Further in his analysis Kelly denied claims of racial discrimination brought on by a Brooklyn teen. Kasim Walters , 17, has been stopped and frisked seven times. "In that moment you are scared," the teen said. "The first thing [I think] is, 'Am I going to get out of this alive?"
Despite the police shooting death of Brooklyn teen Kimani Gray, and others who have had fatal run-ins with overzealous cops using their weapons without warrant, in Kelly's view, Walters has nothing to fear. "We are trying to save his life," he said. "And we are trying to save the life of other young people who are disproportionately victimized on the streets of this city and other cities throughout America."

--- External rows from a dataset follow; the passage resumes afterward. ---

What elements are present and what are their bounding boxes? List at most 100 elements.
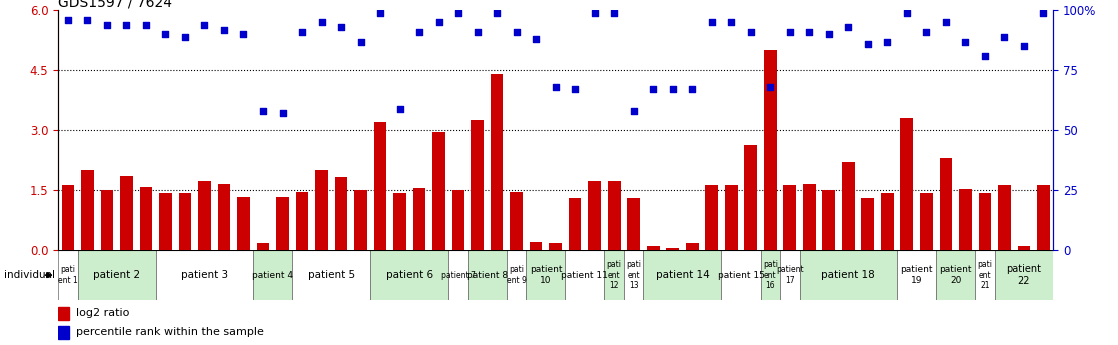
Point — [138, 22, 155, 28]
Bar — [666, 248, 679, 250]
Bar — [179, 194, 191, 250]
Bar — [920, 194, 932, 250]
Text: pati
ent
12: pati ent 12 — [607, 260, 622, 290]
Text: patient 6: patient 6 — [386, 270, 433, 280]
Point — [390, 106, 408, 111]
Point — [59, 17, 77, 23]
Text: patient 8: patient 8 — [467, 270, 508, 280]
Bar — [764, 50, 777, 250]
Bar — [295, 192, 309, 250]
Point — [625, 108, 643, 114]
Point — [117, 22, 135, 28]
Point — [429, 20, 447, 25]
Point — [468, 29, 486, 35]
Point — [254, 108, 272, 114]
FancyBboxPatch shape — [780, 250, 799, 300]
Point — [1034, 10, 1052, 16]
Bar — [588, 181, 601, 250]
Bar — [1017, 246, 1030, 250]
Bar — [784, 185, 796, 250]
Bar — [334, 177, 348, 250]
Text: patient 11: patient 11 — [561, 270, 608, 280]
FancyBboxPatch shape — [897, 250, 936, 300]
Point — [547, 84, 565, 90]
Point — [761, 84, 779, 90]
Point — [215, 27, 233, 32]
Point — [332, 24, 350, 30]
Bar — [900, 118, 913, 250]
FancyBboxPatch shape — [254, 250, 292, 300]
Bar — [58, 326, 69, 338]
Text: GDS1597 / 7624: GDS1597 / 7624 — [58, 0, 172, 9]
Point — [449, 10, 467, 16]
Point — [157, 31, 174, 37]
FancyBboxPatch shape — [506, 250, 527, 300]
FancyBboxPatch shape — [624, 250, 644, 300]
Text: patient 2: patient 2 — [93, 270, 140, 280]
Bar — [101, 190, 113, 250]
Point — [879, 39, 897, 44]
Text: patient 4: patient 4 — [253, 270, 293, 280]
Bar — [1038, 185, 1050, 250]
Bar — [452, 190, 464, 250]
Text: patient 7: patient 7 — [440, 270, 475, 280]
Bar — [218, 184, 230, 250]
FancyBboxPatch shape — [721, 250, 760, 300]
Bar — [315, 170, 328, 250]
Point — [995, 34, 1013, 39]
Bar — [257, 243, 269, 250]
FancyBboxPatch shape — [799, 250, 897, 300]
Bar — [627, 198, 639, 250]
Bar — [647, 246, 660, 250]
Point — [819, 31, 837, 37]
FancyBboxPatch shape — [975, 250, 995, 300]
Text: pati
ent 9: pati ent 9 — [506, 265, 527, 285]
FancyBboxPatch shape — [155, 250, 254, 300]
Bar — [803, 184, 816, 250]
FancyBboxPatch shape — [936, 250, 975, 300]
Point — [683, 87, 701, 92]
Bar — [745, 146, 757, 250]
Bar — [530, 242, 542, 250]
Point — [918, 29, 936, 35]
Point — [898, 10, 916, 16]
Point — [528, 36, 546, 42]
Point — [371, 10, 389, 16]
Point — [489, 10, 506, 16]
Point — [196, 22, 214, 28]
Text: patient
20: patient 20 — [939, 265, 972, 285]
FancyBboxPatch shape — [467, 250, 506, 300]
FancyBboxPatch shape — [292, 250, 370, 300]
Bar — [472, 120, 484, 250]
Bar — [237, 197, 249, 250]
Point — [410, 29, 428, 35]
FancyBboxPatch shape — [448, 250, 467, 300]
Text: percentile rank within the sample: percentile rank within the sample — [76, 327, 264, 337]
Bar — [823, 190, 835, 250]
Bar — [939, 158, 953, 250]
FancyBboxPatch shape — [566, 250, 605, 300]
Point — [605, 10, 623, 16]
FancyBboxPatch shape — [370, 250, 448, 300]
Text: patient
10: patient 10 — [530, 265, 562, 285]
Point — [351, 39, 369, 44]
Bar — [373, 122, 387, 250]
Text: patient 15: patient 15 — [718, 270, 765, 280]
Bar — [959, 189, 972, 250]
Text: patient 18: patient 18 — [822, 270, 875, 280]
Point — [78, 17, 96, 23]
Point — [956, 39, 974, 44]
Bar — [685, 243, 699, 250]
Bar — [724, 185, 738, 250]
Point — [800, 29, 818, 35]
Text: patient
22: patient 22 — [1006, 264, 1041, 286]
FancyBboxPatch shape — [77, 250, 155, 300]
Text: individual: individual — [4, 270, 56, 280]
Point — [274, 111, 292, 116]
Text: patient 3: patient 3 — [181, 270, 228, 280]
Point — [664, 87, 682, 92]
Point — [722, 20, 740, 25]
Bar — [433, 132, 445, 250]
Text: pati
ent 1: pati ent 1 — [58, 265, 78, 285]
Bar — [862, 198, 874, 250]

While the City Health Department has noted a decrease of deaths from gun violence in New York City, the statistics haven't curbed public outrage. A class action suit filed by the Center for Constitutional Rights has gone to trial and will wrap up in mid-May.
Since its introduction, stop-and-frisk has been protested by citizens and lawmakers alike. City Controller John Liu, City Council Speaker Christine Quinn and Public Advocate Bill de Blasio --all of whom are Democratic mayoral hopefuls--have all accused the NYPD of using stop-and-frisk to harass Blacks and Latinos in the country.
Last summer, actor Giancarlo Esposito was stopped by police while leaving his stage play in Manhattan. Authorities claimed that they mistook him for someone else.